Aux termes de conclusions écrites qu’elle a soutenues oralement, la société SAS GOODMEAT [Localité 7] a sollicité la condamnation des défendeurs au paiement d’une somme provisionnelle de 18.213,51 € au titre des préjudices financiers subis et celle de 72.138,00 € au titre du préjudice d’exploitation. Elle a maintenu ses autres demandes.

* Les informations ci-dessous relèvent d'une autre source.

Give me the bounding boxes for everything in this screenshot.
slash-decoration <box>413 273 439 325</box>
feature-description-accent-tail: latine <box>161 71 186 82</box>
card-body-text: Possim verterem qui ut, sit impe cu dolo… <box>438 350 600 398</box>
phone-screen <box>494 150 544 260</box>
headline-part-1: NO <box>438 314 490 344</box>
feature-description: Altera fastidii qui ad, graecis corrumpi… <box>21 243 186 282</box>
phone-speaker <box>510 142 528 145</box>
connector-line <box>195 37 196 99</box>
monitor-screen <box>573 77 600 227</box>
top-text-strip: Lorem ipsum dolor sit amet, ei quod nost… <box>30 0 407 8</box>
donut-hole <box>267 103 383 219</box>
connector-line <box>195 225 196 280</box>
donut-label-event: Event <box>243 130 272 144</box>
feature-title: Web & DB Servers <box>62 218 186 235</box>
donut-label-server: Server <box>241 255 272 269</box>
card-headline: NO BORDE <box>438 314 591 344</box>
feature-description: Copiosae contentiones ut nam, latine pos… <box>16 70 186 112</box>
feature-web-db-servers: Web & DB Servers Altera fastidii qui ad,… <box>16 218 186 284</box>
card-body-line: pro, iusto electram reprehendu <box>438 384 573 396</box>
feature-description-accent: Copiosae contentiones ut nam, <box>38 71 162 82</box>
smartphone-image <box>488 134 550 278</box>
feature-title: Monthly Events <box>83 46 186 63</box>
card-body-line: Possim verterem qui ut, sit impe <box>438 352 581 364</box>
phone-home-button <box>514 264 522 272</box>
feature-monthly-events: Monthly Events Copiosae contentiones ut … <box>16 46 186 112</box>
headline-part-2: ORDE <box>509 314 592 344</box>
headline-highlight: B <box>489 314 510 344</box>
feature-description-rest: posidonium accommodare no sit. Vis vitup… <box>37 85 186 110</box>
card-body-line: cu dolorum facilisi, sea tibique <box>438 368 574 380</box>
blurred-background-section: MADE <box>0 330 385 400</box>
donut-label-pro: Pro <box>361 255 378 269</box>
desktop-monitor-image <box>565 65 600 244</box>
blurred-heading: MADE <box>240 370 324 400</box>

Elle expose que la toiture présente un défaut d’étanchéité entraînant de fortes infiltrations à différents endroits du restaurant ; que les bailleurs ne sont nullement intervenus dans la réparation de ces sinistres pour lesquels ils ont été informés à de nombreuses reprises ; que les travaux de réparation de la toiture relèvent nécessairement de l’article 606 du code civil et sont donc à la charge du bailleur en application de l’article R145-35 du code de commerce, et ce d’autant que le bail commercial du 11 mai 2020 le stipule également ; qu’elle s’acquitte d’un loyer trimestriel de 28.747,59 € HT auquel s’ajoute 1050 € de provisions sur charges, alors qu’en raison de ces infiltrations, elle n’est pas en mesure d’exploiter son activité de restaurant dans les locaux donnés à bail par les époux [D], pourtant tenus à une obligation de délivrance en vertu de l’article 1719 du code civil ; qu’en présence d’un tel trouble manifestement illicite, elle est fondée à solliciter la suspension du paiement des loyers jusqu’à la réalisation des travaux ; que face à l’inertie des bailleurs et à l’inexécution de leurs obligations légales et contractuelles, elle a dû procéder à des réparations concernant les fuites, ce qui lui a occasionné en sus des frais d’huissier une dépense totale, mais non définitive de 8691,51 € ; qu’en dernier lieu, l’abstention des bailleurs à réparer la toiture a entraîné pour elle un préjudice organisationnel important, lequel se reflète dans une perte d’exploitation caractérisée par une baisse de son chiffre d’affaires entre 2023 et 2024.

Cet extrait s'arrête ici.